6. Caskets: These even have the word ‘closed’ attached to them, and often for good reason. However, avid followers of true crime know that sometimes there’s only one way to solve that closed case—get digging.
7. Schrodinger’s Box: Back onto radioactive material—in this case a lump of it in a box with a quantum cat (which may or may not be called Bob), and a Geiger counter which on detecting single atom decay will shatter a flask of poison. While the box is closed you have no idea if the cat is dead or alive, its existence is a superposition of both states. This is a box you should simply observe but never open. You don’t want to destroy the blur of probability and burst a balloon of pop culture. Above all please don’t rob physics students of chat-up lines, because it’s only a step from quantum cats to quantum entanglement and all that swoonsome stuff about particle attraction.

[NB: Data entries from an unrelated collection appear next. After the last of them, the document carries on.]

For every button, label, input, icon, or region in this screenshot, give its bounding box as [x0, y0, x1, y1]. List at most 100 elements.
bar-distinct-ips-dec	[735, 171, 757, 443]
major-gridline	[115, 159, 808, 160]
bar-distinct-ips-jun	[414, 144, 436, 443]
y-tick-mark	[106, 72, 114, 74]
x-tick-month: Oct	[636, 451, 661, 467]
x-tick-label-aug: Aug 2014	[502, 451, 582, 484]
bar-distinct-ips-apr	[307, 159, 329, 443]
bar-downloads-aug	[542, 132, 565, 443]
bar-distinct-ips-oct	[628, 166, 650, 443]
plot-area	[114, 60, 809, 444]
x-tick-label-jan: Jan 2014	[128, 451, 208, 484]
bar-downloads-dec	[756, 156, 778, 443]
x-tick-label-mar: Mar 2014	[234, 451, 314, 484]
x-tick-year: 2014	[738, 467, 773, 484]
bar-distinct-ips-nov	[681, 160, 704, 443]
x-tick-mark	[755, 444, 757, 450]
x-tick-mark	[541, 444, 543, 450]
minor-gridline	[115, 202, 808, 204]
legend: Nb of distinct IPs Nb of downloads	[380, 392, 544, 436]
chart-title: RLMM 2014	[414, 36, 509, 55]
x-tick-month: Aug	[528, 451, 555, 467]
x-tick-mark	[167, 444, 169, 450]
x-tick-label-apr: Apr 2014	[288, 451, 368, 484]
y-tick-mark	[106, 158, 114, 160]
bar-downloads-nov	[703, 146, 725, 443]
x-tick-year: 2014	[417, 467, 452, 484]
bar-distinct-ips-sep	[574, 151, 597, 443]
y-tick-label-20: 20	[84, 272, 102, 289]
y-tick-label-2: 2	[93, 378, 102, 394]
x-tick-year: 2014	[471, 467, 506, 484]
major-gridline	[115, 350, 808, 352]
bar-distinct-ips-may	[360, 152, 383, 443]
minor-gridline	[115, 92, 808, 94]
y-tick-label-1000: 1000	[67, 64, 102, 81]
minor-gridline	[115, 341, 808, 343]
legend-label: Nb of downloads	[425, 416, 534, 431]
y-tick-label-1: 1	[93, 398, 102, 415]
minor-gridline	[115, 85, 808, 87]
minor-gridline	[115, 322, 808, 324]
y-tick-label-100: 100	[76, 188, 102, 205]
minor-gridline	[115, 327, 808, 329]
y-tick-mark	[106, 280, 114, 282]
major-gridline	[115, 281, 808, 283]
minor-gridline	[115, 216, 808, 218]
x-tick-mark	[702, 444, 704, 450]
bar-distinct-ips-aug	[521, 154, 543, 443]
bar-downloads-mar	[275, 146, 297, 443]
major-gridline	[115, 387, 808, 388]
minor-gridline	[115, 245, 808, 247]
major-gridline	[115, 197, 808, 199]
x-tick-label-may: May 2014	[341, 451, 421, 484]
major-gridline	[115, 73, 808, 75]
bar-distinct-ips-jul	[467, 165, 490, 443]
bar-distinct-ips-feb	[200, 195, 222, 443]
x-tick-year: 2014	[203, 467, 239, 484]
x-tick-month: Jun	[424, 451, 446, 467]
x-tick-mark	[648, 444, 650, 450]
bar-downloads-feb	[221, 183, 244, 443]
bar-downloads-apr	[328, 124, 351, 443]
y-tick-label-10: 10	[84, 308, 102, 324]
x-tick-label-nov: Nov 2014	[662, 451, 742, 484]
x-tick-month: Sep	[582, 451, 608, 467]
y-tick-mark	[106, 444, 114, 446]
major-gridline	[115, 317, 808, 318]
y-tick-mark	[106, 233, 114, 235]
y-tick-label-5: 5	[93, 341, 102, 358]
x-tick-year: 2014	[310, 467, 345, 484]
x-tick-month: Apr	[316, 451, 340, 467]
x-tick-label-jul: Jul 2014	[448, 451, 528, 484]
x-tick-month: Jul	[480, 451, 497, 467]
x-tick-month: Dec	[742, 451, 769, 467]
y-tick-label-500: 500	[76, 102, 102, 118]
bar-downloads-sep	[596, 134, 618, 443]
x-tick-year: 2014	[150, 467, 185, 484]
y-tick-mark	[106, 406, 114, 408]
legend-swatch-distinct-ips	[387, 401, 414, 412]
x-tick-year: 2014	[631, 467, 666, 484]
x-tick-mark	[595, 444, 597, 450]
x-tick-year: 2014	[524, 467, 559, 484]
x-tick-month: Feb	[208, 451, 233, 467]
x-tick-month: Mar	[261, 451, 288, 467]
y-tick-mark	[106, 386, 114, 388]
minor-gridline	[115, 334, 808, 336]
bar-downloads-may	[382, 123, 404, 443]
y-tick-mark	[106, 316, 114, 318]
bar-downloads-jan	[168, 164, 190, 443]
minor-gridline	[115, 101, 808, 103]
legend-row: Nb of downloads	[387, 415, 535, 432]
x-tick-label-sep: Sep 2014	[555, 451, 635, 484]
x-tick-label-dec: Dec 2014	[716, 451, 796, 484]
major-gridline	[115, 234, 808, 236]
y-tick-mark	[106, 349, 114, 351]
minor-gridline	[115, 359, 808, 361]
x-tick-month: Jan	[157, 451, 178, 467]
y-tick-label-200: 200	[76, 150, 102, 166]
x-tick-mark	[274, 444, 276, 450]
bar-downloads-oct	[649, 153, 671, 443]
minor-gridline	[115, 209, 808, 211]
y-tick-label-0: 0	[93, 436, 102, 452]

8. Wetherspoons: This one from an American friend made me laugh. I’m going to leave it hanging in the air, like the smell in revamped pubs where the ghosts of spilt pints and disappointment waft up through newly laid lino.
Other contenders were Tutankhamun’s tomb, hoover bags,[1] and Boris Johnson’s political career.
Mention must be made of the discussion I had in a stairwell about whether or not we exist in a time when nothing is left alone, when we can’t accept closure. Do we really insist on cracking open seals, digging up our roots and looking at them more than in years gone by? Is a by-product of being bombarded by small parcels of information that we’re never satisfied with drawing a line? Is questioning everything endemic now? Thinking back to those avid strudlers of a century ago, Freud, Jung et al, I can’t believe that’s the case. We’ve always been Pandoras. And if the failed movement of Strudelism shows us anything, it’s that more often than not it’s best to prise, lever, unlock and open up.
The problem of course is in the ‘never.’ It’s always hard to justify a never. Although I think we can safely say there are two things that fall into this category: Schrödinger’s Box and strudels.
[1] Except when you have to hunt through dust and detritus for that tiny brass key to a locked box of unknown contents which you’ve just sucked up whilst enthusiastically cleaning out a drawer.